Federal Exclusion Act

Last updated on November 24, 2016


Men reading posted newspapers in Chinatown. (Courtesy of City of Vancouver, CVA 260-316)

In 1923, pressured by the B.C. government, the federal government enacted the Chinese Immigration Act (commonly called the Chinese Exclusion Act). Passed on July 1, Dominion Day, the act was humiliating and debilitating in its damage to Chinese Canadian communities. Despite its name as an “immigration” act, in practical terms, persons of Chinese origin were no longer permitted to enter Canada. During the 24-year period of exclusion between 1923 and 1947 (when the Exclusion Act was finally repealed), fewer than 100 Chinese were allowed to enter Canada.

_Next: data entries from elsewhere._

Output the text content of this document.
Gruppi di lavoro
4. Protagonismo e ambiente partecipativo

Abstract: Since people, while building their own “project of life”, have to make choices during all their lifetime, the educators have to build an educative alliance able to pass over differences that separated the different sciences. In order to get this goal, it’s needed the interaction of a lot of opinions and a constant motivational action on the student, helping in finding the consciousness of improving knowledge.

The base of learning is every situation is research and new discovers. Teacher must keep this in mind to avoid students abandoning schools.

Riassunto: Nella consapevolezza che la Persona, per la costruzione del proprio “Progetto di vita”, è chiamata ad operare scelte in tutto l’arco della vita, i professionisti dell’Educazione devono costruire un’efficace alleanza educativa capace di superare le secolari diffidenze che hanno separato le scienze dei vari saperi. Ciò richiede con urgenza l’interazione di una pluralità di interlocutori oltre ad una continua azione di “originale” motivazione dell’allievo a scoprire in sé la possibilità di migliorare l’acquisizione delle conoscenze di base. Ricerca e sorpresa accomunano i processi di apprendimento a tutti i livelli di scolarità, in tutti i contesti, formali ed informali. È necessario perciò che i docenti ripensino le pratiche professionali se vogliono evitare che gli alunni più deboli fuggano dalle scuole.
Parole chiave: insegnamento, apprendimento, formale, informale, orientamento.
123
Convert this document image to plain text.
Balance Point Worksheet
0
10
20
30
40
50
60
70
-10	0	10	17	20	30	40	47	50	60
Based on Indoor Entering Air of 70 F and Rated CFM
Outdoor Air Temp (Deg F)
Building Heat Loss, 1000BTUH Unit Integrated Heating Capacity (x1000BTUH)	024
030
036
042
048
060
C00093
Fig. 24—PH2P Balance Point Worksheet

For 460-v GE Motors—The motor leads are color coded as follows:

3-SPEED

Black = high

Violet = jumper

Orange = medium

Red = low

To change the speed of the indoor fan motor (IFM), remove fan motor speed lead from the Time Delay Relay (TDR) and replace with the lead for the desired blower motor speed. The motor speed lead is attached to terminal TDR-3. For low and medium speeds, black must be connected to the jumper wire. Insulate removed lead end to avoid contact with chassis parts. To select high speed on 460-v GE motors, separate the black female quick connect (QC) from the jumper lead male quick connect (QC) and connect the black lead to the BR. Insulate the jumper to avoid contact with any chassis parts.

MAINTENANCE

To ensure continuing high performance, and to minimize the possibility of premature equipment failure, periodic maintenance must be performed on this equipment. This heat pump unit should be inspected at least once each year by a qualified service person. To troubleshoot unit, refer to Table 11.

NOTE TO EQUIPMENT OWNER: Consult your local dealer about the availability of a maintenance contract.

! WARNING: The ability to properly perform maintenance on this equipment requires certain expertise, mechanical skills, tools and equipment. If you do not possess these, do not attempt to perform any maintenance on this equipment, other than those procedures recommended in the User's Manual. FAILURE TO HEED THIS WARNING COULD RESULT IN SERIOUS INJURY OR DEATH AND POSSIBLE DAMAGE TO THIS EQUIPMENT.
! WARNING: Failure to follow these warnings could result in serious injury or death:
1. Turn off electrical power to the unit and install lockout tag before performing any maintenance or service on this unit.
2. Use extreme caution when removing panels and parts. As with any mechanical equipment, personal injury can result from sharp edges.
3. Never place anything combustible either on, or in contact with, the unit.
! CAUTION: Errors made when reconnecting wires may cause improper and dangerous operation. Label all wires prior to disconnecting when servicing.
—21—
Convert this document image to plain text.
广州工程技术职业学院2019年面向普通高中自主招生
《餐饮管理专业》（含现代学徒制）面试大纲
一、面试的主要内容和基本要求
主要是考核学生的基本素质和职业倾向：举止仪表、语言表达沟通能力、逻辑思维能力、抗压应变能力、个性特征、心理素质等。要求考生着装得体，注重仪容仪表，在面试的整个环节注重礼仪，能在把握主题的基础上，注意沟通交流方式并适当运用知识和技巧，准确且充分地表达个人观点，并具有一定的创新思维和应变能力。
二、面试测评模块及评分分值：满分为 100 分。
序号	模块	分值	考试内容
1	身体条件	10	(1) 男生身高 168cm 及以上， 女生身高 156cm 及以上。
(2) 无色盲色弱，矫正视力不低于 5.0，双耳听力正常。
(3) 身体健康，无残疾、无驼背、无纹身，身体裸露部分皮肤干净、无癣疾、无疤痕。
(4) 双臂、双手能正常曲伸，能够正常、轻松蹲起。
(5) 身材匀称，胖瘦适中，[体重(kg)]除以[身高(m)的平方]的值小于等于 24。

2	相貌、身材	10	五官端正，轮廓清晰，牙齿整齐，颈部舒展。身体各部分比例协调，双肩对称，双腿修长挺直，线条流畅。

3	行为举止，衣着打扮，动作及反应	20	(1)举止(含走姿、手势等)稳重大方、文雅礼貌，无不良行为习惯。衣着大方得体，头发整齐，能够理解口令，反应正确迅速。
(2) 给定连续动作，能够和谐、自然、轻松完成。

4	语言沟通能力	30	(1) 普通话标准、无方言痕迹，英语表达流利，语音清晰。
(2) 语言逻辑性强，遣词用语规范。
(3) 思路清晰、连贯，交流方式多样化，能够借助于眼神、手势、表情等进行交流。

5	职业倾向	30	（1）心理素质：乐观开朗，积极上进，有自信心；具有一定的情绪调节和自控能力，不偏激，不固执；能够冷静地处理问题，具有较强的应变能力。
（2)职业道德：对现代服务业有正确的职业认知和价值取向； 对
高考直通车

Many Chinese Canadians in British Columbia were separated from their family members in China, and some never saw their families again. For many Chinese Canadians, the Exclusion Act was the clearest signal from Canada that they did not belong. As described at the Kelowna forum, it was a lonely life for the men who lived away from their wives and families for so many years.

Some letters from those early immigrants were found in the Kelowna museum’s basement decades later – letters that were never sent. The writers had begged their families for forgiveness for their failure as husbands and fathers because they were not able to btheir families to Canada.

The legally sanctioned racial discrimination engendered by the Exclusion Act was systemic and sustained, and its toll in human suffering deserves pause for reflection.